Leveled Compaction Strategy (LCS)

Compaction load during heavy deletes was greatest with LCS. The upside being that this enabled more data to be compacted away during the delete workload, reducing the size consumed by the table as we went.

Delete throughput was also less under LCS than the other strategies due to the compaction load, but improved over time as the data size reduced.

Until we get Cassandra 3.0, nodetool compact (triggering a "major" compaction) is a no-op under LCS. This means that we can not opt to compact away all of the deleted data, leaving only the tombstones (assuming gc_grace_seconds hasn't expired). This is a big blow to the space saving use case as well as potentially causing issues around whether the data has been "hard" deleted.

A selling point for LCS over STCS is that you don't need the space 50% overhead in order to ensure compaction can safely happen.

Size Tiered Compaction Strategy (STCS)

The default compaction strategy, STCS, had a very light compaction load during the delete workflow. As a result, the data volumes actually grew with the tombstones being written and not much of the original data being compacted away.

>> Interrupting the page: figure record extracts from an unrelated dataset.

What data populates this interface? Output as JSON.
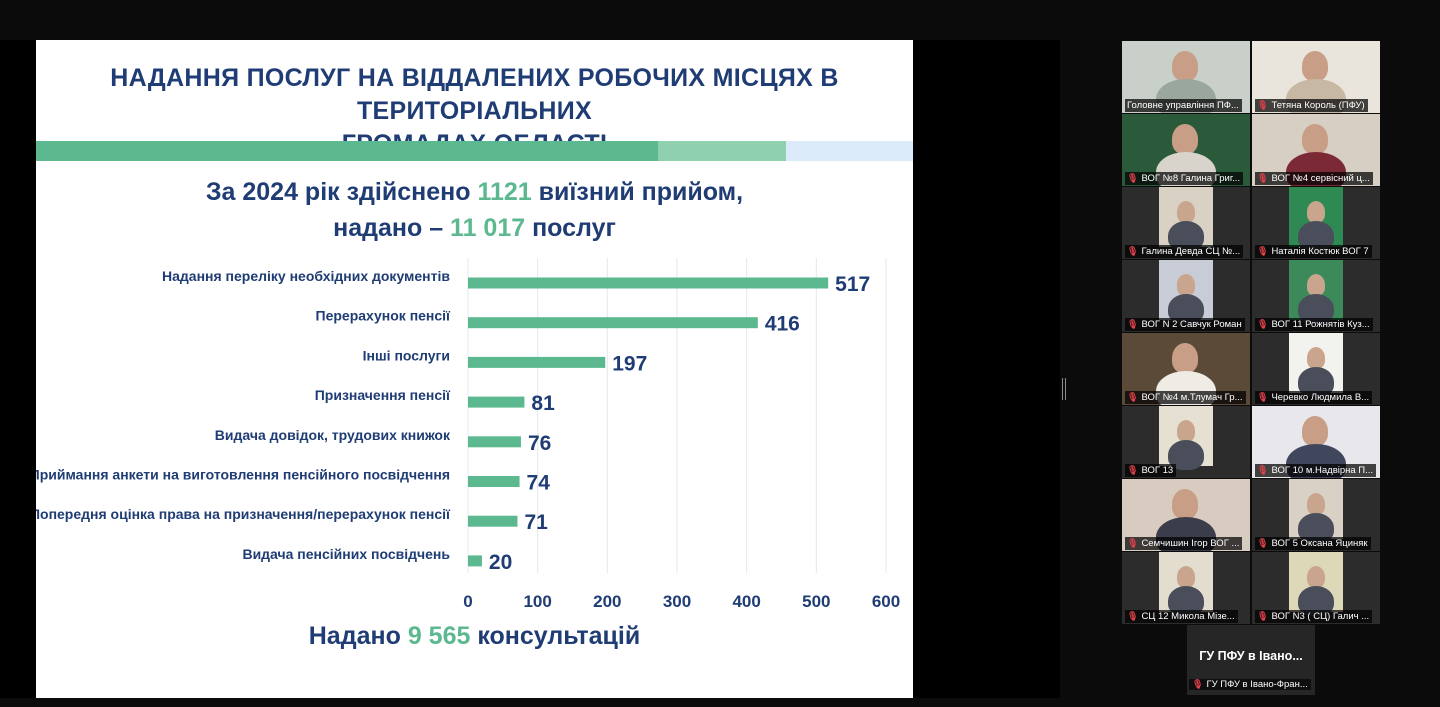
{
  "slide": {
    "title_line1": "НАДАННЯ ПОСЛУГ НА ВІДДАЛЕНИХ РОБОЧИХ МІСЦЯХ В ТЕРИТОРІАЛЬНИХ",
    "title_line2": "ГРОМАДАХ ОБЛАСТІ",
    "headline1": {
      "pre": "За 2024 рік здійснено ",
      "num": "1121",
      "post": " виїзний прийом,"
    },
    "headline2": {
      "pre": "надано – ",
      "num": "11 017",
      "post": " послуг"
    },
    "footer": {
      "pre": "Надано ",
      "num": "9 565",
      "post": " консультацій"
    },
    "colors": {
      "navy": "#1f3c74",
      "green": "#5cb98f",
      "band_green": "#5cb98f",
      "band_light": "#8fd0b1",
      "band_blue": "#dcebfa"
    }
  },
  "chart_data": {
    "type": "bar",
    "orientation": "horizontal",
    "categories": [
      "Надання переліку необхідних документів",
      "Перерахунок пенсії",
      "Інші послуги",
      "Призначення пенсії",
      "Видача довідок, трудових книжок",
      "Приймання анкети на виготовлення пенсійного посвідчення",
      "Попередня оцінка права на призначення/перерахунок пенсії",
      "Видача пенсійних посвідчень"
    ],
    "values": [
      517,
      416,
      197,
      81,
      76,
      74,
      71,
      20
    ],
    "xlim": [
      0,
      600
    ],
    "xticks": [
      "0",
      "100",
      "200",
      "300",
      "400",
      "500",
      "600"
    ],
    "grid": true,
    "color": "#5cb98f"
  },
  "participants": [
    {
      "name": "Головне управління ПФ...",
      "muted": false,
      "active": true
    },
    {
      "name": "Тетяна Король (ПФУ)",
      "muted": true
    },
    {
      "name": "ВОГ №8 Галина Григ...",
      "muted": true
    },
    {
      "name": "ВОГ №4 сервісний ц...",
      "muted": true
    },
    {
      "name": "Галина Девда СЦ №...",
      "muted": true
    },
    {
      "name": "Наталія  Костюк ВОГ 7",
      "muted": true
    },
    {
      "name": "ВОГ N 2 Савчук Роман",
      "muted": true
    },
    {
      "name": "ВОГ 11 Рожнятів Куз...",
      "muted": true
    },
    {
      "name": "ВОГ №4 м.Тлумач Гр...",
      "muted": true
    },
    {
      "name": "Черевко Людмила В...",
      "muted": true
    },
    {
      "name": "ВОГ 13",
      "muted": true
    },
    {
      "name": "ВОГ 10 м.Надвірна П...",
      "muted": true
    },
    {
      "name": "Семчишин Ігор ВОГ ...",
      "muted": true
    },
    {
      "name": "ВОГ 5 Оксана Яциняк",
      "muted": true
    },
    {
      "name": "СЦ 12  Микола Мізе...",
      "muted": true
    },
    {
      "name": "ВОГ N3  ( СЦ) Галич ...",
      "muted": true
    }
  ],
  "self_view": {
    "title": "ГУ ПФУ в Івано...",
    "caption": "ГУ ПФУ в Івано-Фран..."
  },
  "icons": {
    "mic_muted": "🎙"
  }
}
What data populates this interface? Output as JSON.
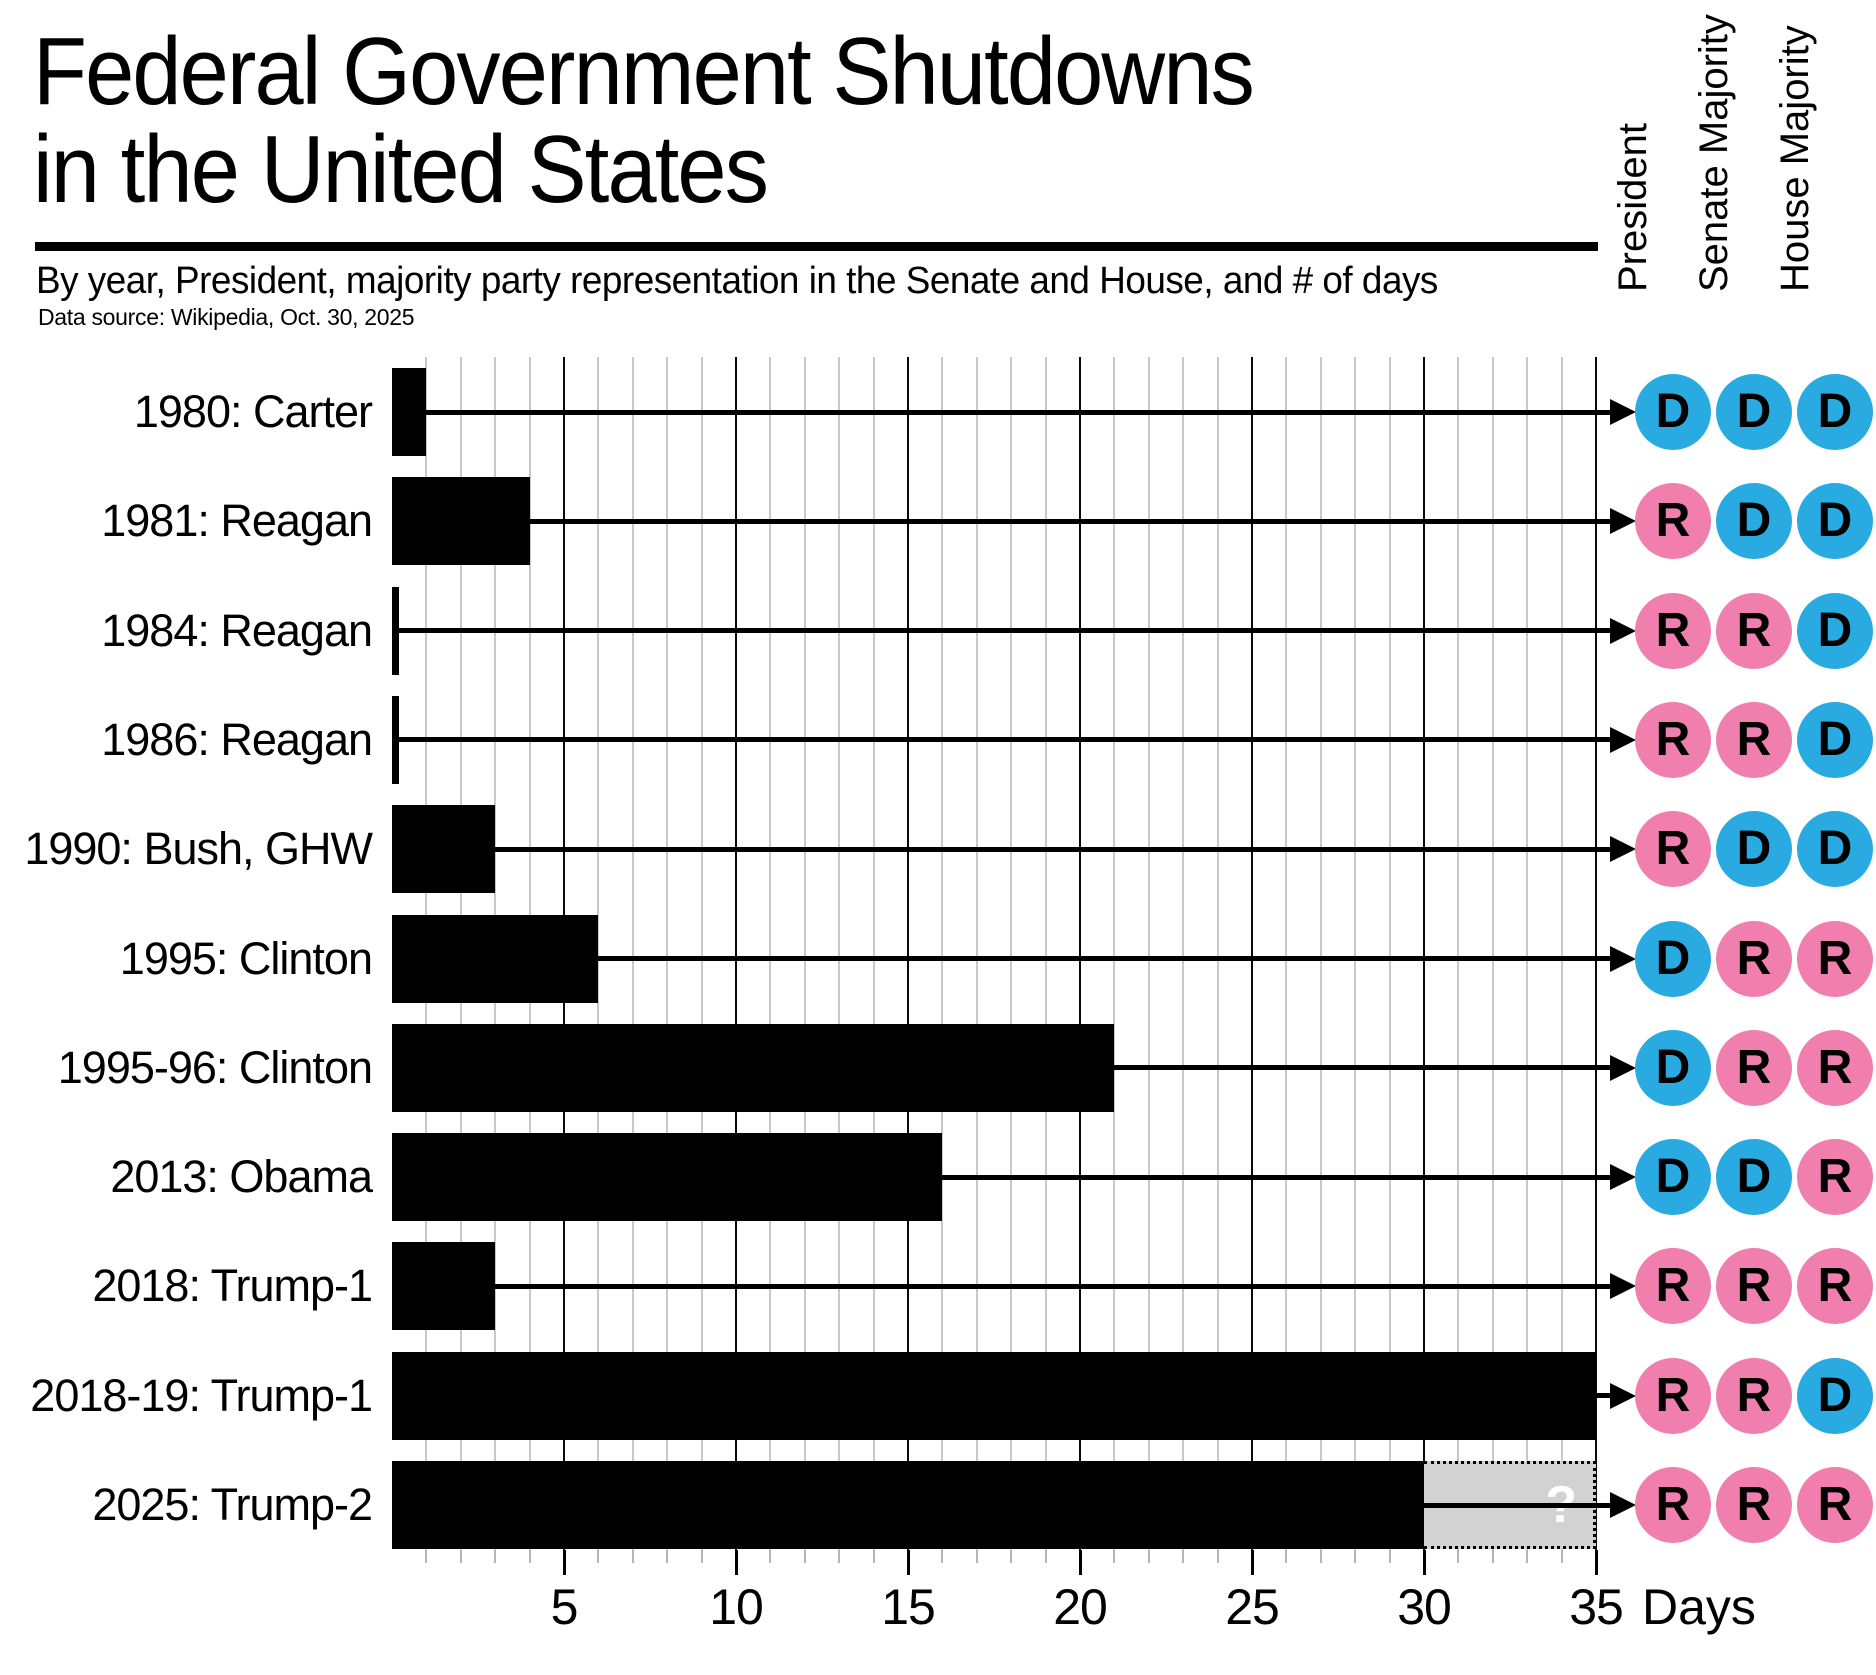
{
  "header": {
    "title_line1": "Federal Government Shutdowns",
    "title_line2": "in the United States",
    "subtitle": "By year, President, majority party representation in the Senate and House, and # of days",
    "data_source": "Data source: Wikipedia, Oct. 30, 2025"
  },
  "columns": [
    "President",
    "Senate Majority",
    "House Majority"
  ],
  "axis": {
    "label": "Days",
    "ticks": [
      5,
      10,
      15,
      20,
      25,
      30,
      35
    ],
    "max": 35
  },
  "colors": {
    "democrat": "#29ABE2",
    "republican": "#F07FAE",
    "bar": "#000000",
    "projected_fill": "#D2D2D2",
    "gridline_light": "#C8C8C8",
    "gridline_dark": "#0A0A0A"
  },
  "chart_data": {
    "type": "bar",
    "orientation": "horizontal",
    "unit": "days",
    "xlabel": "Days",
    "xlim": [
      0,
      35
    ],
    "grid": "on",
    "rows": [
      {
        "label": "1980: Carter",
        "days": 1,
        "president": "D",
        "senate": "D",
        "house": "D"
      },
      {
        "label": "1981: Reagan",
        "days": 4,
        "president": "R",
        "senate": "D",
        "house": "D"
      },
      {
        "label": "1984: Reagan",
        "days": 0,
        "president": "R",
        "senate": "R",
        "house": "D"
      },
      {
        "label": "1986: Reagan",
        "days": 0,
        "president": "R",
        "senate": "R",
        "house": "D"
      },
      {
        "label": "1990: Bush, GHW",
        "days": 3,
        "president": "R",
        "senate": "D",
        "house": "D"
      },
      {
        "label": "1995: Clinton",
        "days": 6,
        "president": "D",
        "senate": "R",
        "house": "R"
      },
      {
        "label": "1995-96: Clinton",
        "days": 21,
        "president": "D",
        "senate": "R",
        "house": "R"
      },
      {
        "label": "2013: Obama",
        "days": 16,
        "president": "D",
        "senate": "D",
        "house": "R"
      },
      {
        "label": "2018: Trump-1",
        "days": 3,
        "president": "R",
        "senate": "R",
        "house": "R"
      },
      {
        "label": "2018-19: Trump-1",
        "days": 35,
        "president": "R",
        "senate": "R",
        "house": "D"
      },
      {
        "label": "2025: Trump-2",
        "days": 30,
        "projected_to": 35,
        "uncertainty_label": "?",
        "president": "R",
        "senate": "R",
        "house": "R"
      }
    ]
  }
}
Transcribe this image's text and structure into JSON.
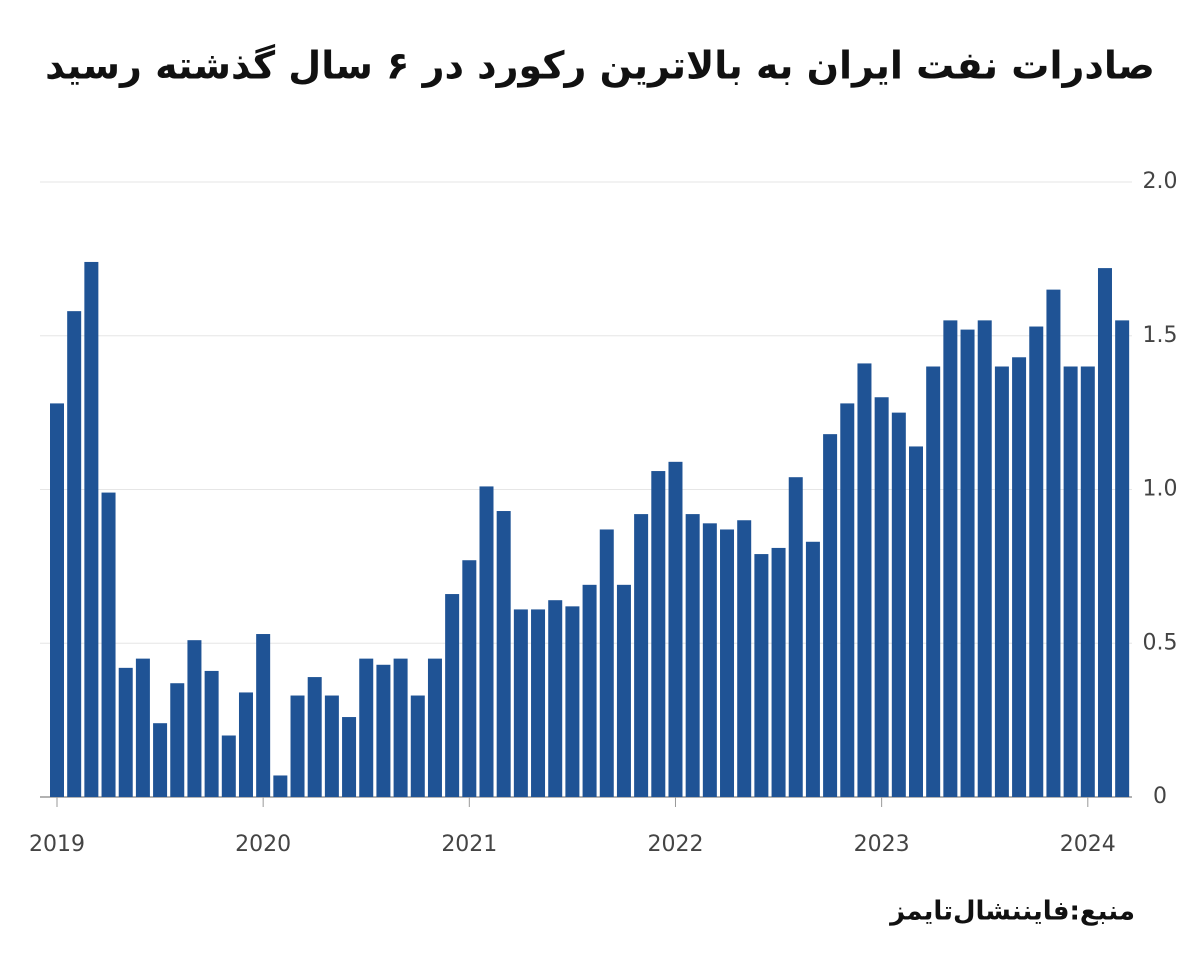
{
  "chart_data": {
    "type": "bar",
    "title": "صادرات نفت ایران به بالاترین رکورد در ۶ سال گذشته رسید",
    "source": "منبع:فایننشال‌تایمز",
    "categories": [
      "2019",
      null,
      null,
      null,
      null,
      null,
      null,
      null,
      null,
      null,
      null,
      null,
      "2020",
      null,
      null,
      null,
      null,
      null,
      null,
      null,
      null,
      null,
      null,
      null,
      "2021",
      null,
      null,
      null,
      null,
      null,
      null,
      null,
      null,
      null,
      null,
      null,
      "2022",
      null,
      null,
      null,
      null,
      null,
      null,
      null,
      null,
      null,
      null,
      null,
      "2023",
      null,
      null,
      null,
      null,
      null,
      null,
      null,
      null,
      null,
      null,
      null,
      "2024",
      null,
      null
    ],
    "values": [
      1.28,
      1.58,
      1.74,
      0.99,
      0.42,
      0.45,
      0.24,
      0.37,
      0.51,
      0.41,
      0.2,
      0.34,
      0.53,
      0.07,
      0.33,
      0.39,
      0.33,
      0.26,
      0.45,
      0.43,
      0.45,
      0.33,
      0.45,
      0.66,
      0.77,
      1.01,
      0.93,
      0.61,
      0.61,
      0.64,
      0.62,
      0.69,
      0.87,
      0.69,
      0.92,
      1.06,
      1.09,
      0.92,
      0.89,
      0.87,
      0.9,
      0.79,
      0.81,
      1.04,
      0.83,
      1.18,
      1.28,
      1.41,
      1.3,
      1.25,
      1.14,
      1.4,
      1.55,
      1.52,
      1.55,
      1.4,
      1.43,
      1.53,
      1.65,
      1.4,
      1.4,
      1.72,
      1.55
    ],
    "color": "#1f5395",
    "ylim": [
      0,
      2
    ],
    "yticks": [
      0,
      0.5,
      {
        "value": 1,
        "label": "1.0"
      },
      1.5,
      {
        "value": 2,
        "label": "2.0"
      }
    ],
    "grid": true
  }
}
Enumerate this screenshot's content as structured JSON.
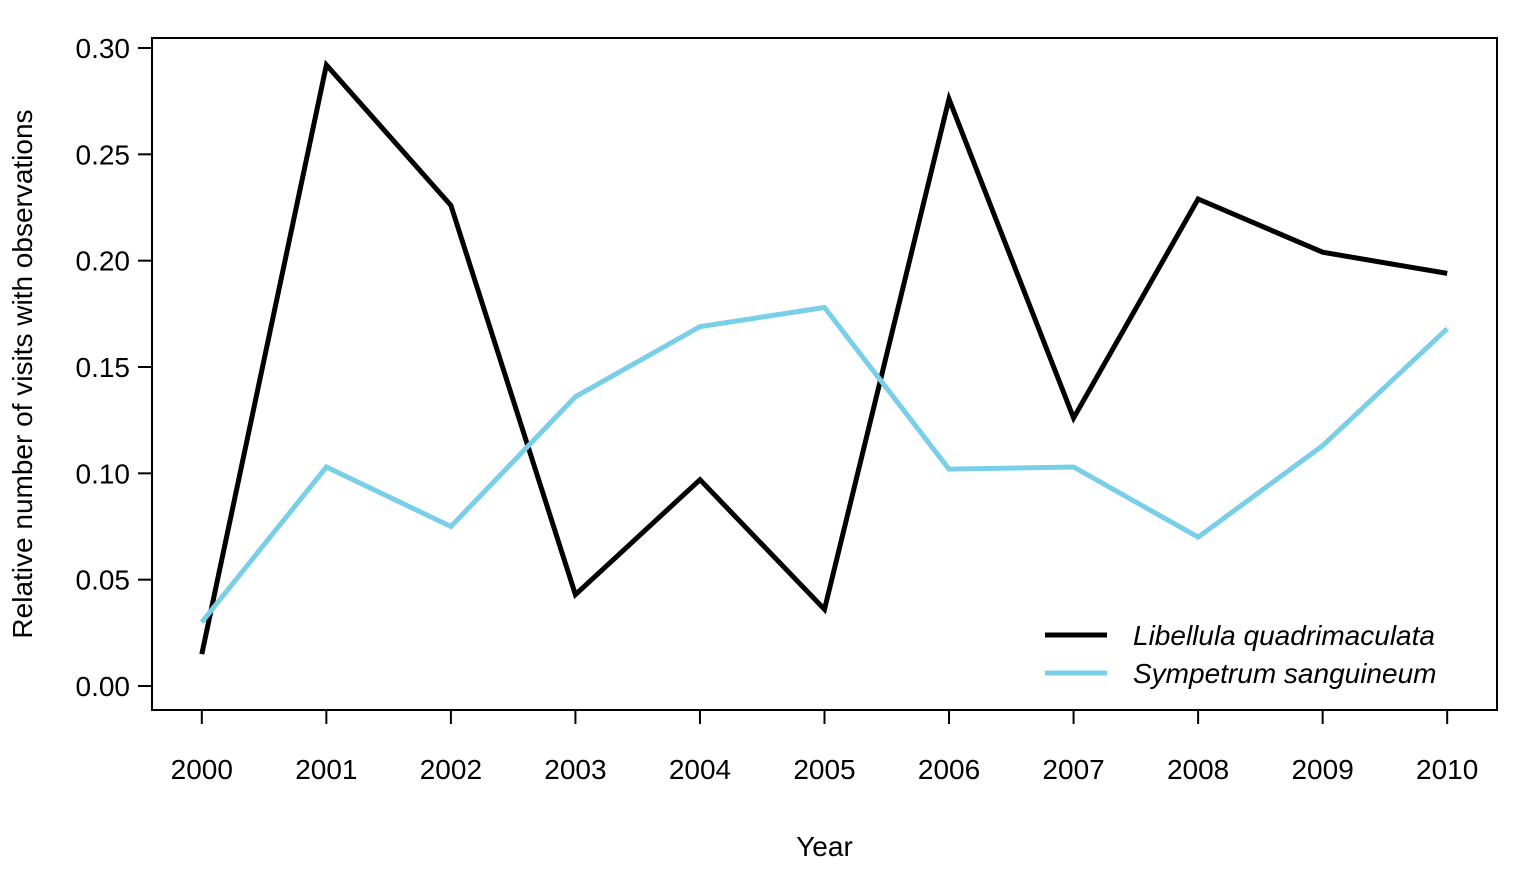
{
  "chart_data": {
    "type": "line",
    "title": "",
    "xlabel": "Year",
    "ylabel": "Relative number of visits with observations",
    "x": [
      2000,
      2001,
      2002,
      2003,
      2004,
      2005,
      2006,
      2007,
      2008,
      2009,
      2010
    ],
    "x_tick_labels": [
      "2000",
      "2001",
      "2002",
      "2003",
      "2004",
      "2005",
      "2006",
      "2007",
      "2008",
      "2009",
      "2010"
    ],
    "y_ticks": [
      0.0,
      0.05,
      0.1,
      0.15,
      0.2,
      0.25,
      0.3
    ],
    "y_tick_labels": [
      "0.00",
      "0.05",
      "0.10",
      "0.15",
      "0.20",
      "0.25",
      "0.30"
    ],
    "xlim": [
      1999.6,
      2010.4
    ],
    "ylim": [
      -0.011,
      0.3
    ],
    "grid": false,
    "legend_position": "bottom-right",
    "series": [
      {
        "name": "Libellula quadrimaculata",
        "color": "#000000",
        "values": [
          0.015,
          0.292,
          0.226,
          0.043,
          0.097,
          0.036,
          0.276,
          0.126,
          0.229,
          0.204,
          0.194
        ]
      },
      {
        "name": "Sympetrum sanguineum",
        "color": "#7ACFE8",
        "values": [
          0.03,
          0.103,
          0.075,
          0.136,
          0.169,
          0.178,
          0.102,
          0.103,
          0.07,
          0.113,
          0.168
        ]
      }
    ]
  }
}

Delete throughput was about the same as that of DTCS, around 34% higher than that of LCS in this test. Like with DTCS, delete throughput also remained fairly constant over time.

Triggering a "major" compaction with nodetool compact on STCS is generally not recommended as when you compact all of your data into one giant SSTable, it is going to be a very long time (if ever) that future SSTables will get up to a size with which they'll compact with your monolithic table. However, this did reduce the table size considerably as the tombstones (gc_grace_seconds hadn't expired) are a lot smaller than the actual data.

A downside to STCS is that it requires a 50% space overhead in order to guarantee it has enough space in order to perform a compaction. This can be a significant cost in hardware that could otherwise be utilised when you're at large scale.

Date Tiered Compaction Strategy (DTCS)

As with STCS, the compaction load was very light (we were only compacting the last hour of data together) and our data volume actually grew as we wrote more tombstones (the writes occurred a long time before the deletes).

Delete throughput was about the same as that of STCS, around 34% higher than that of LCS in this test, and remained fairly constant over time.

Triggering a major compaction had the same result as with STCS in that we wound up with one monolithic table and saved a tonne of space. However, unlike STCS the monolithic nature of this SSTable isn't so much of a concern under DTCS as we're not interested in compacting new data together with old data anyway as we're usually using it for more time-series type data.

How does this feed back into what Compaction Strategy to use and where?

In order of descending preference...

DTCS - Use anywhere we're going to do many immutable or very, very infrequently updated/deleted writes and we're only fetching back either a single logical row or a slice of rows with very close timestamps. Preferred over LCS as it scales better with data volume and enables major compactions.

LCS - Use for large tables (size overhead) where DTCS isn't suitable and we're unlikely to be concerned with freeing up space from bulk delete operations. Preferred over STCS as it means we can push our disk space utilisation further. Note: Requires some grunt to power (decent disks, decent compaction settings).

STCS - Use for small tables and tables unsuited to DTCS but where we really need to free up space or have data hard-deleted on bulk.